The principle of superposition is an overarching and powerful tool in much of physics. It is useful well beyond the electric field as you will see with the magnetic field (and as you might see in future physics courses in quantum mechanics). The fact that the electric field obeys the principle of superposition defines a powerful algorithm for computing the electric field any given location from any distribution of charge. In these notes, you will read about how that algorithm works.

As a reminder, the principle of superposition states that the electric field at any given location in space is determined by vector sum of the electric field due to each charge that contributes.

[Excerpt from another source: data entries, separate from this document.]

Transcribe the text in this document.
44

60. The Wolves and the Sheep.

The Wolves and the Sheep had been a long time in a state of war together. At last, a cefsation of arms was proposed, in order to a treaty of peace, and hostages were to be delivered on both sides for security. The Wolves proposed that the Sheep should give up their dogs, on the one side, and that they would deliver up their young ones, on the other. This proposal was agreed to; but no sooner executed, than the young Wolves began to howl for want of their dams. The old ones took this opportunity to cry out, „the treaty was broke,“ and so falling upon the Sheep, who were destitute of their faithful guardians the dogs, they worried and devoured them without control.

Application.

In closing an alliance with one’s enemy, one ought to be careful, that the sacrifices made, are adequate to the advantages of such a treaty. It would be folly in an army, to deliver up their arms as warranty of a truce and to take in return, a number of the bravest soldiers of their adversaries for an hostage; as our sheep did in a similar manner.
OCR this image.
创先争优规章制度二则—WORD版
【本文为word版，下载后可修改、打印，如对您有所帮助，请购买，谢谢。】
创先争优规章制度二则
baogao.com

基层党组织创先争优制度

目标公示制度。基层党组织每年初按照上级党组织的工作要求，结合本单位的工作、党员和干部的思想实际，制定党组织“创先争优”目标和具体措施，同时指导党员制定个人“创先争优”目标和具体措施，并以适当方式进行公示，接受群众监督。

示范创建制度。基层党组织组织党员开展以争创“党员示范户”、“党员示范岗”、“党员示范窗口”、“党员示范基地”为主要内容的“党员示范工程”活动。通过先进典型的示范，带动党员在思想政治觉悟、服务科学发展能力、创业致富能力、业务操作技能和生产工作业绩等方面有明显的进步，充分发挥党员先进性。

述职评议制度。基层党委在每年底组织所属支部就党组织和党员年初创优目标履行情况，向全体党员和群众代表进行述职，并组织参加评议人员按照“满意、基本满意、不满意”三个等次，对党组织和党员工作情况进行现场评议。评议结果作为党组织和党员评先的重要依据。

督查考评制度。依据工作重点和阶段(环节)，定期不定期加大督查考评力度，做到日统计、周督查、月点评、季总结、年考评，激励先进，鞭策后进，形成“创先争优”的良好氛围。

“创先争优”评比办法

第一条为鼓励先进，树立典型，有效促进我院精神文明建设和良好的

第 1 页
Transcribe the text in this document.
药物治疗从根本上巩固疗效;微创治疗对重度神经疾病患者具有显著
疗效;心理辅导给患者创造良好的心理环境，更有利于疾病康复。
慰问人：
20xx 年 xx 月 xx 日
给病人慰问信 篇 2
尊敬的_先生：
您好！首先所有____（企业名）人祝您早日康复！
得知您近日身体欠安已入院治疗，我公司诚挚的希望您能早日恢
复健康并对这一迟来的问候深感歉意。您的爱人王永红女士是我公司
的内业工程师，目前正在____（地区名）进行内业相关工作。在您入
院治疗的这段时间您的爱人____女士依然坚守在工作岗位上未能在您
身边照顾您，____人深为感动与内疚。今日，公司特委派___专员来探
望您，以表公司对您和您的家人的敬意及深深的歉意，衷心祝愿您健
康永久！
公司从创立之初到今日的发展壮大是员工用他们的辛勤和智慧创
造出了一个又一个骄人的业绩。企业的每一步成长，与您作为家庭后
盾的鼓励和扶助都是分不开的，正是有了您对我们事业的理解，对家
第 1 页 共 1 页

$$\vec{E}_{net} = \sum \vec{E}_i = \vec{E}_1 + \vec{E}_2 + \vec{E}_3 + \dots$$

You have seen how this principle can be used to find the electric field due to point charges and how it has been used for “continuous charge distributions” like the line charge example. In the line charge example, you sliced up the line into little bits, which each contributed a small amount of electric field $d\vec{E}$ at a given location. The total electric field at that same given location was the integral (continuous sum) of the contributions,

$$\vec{E}_{net} = \int d\vec{E}$$

There are more details to this calculation in the notes on computing field due to a line charge.

For most real-world situations, the electric field integral cannot be solved analytically. That is, you could most likely write down the integral, but it cannot be computed because there's no anti-derivative for the function that you would be trying to integrate. So we have to think of another approach – one that makes use of the principle of superposition, which we know the electric field obeys.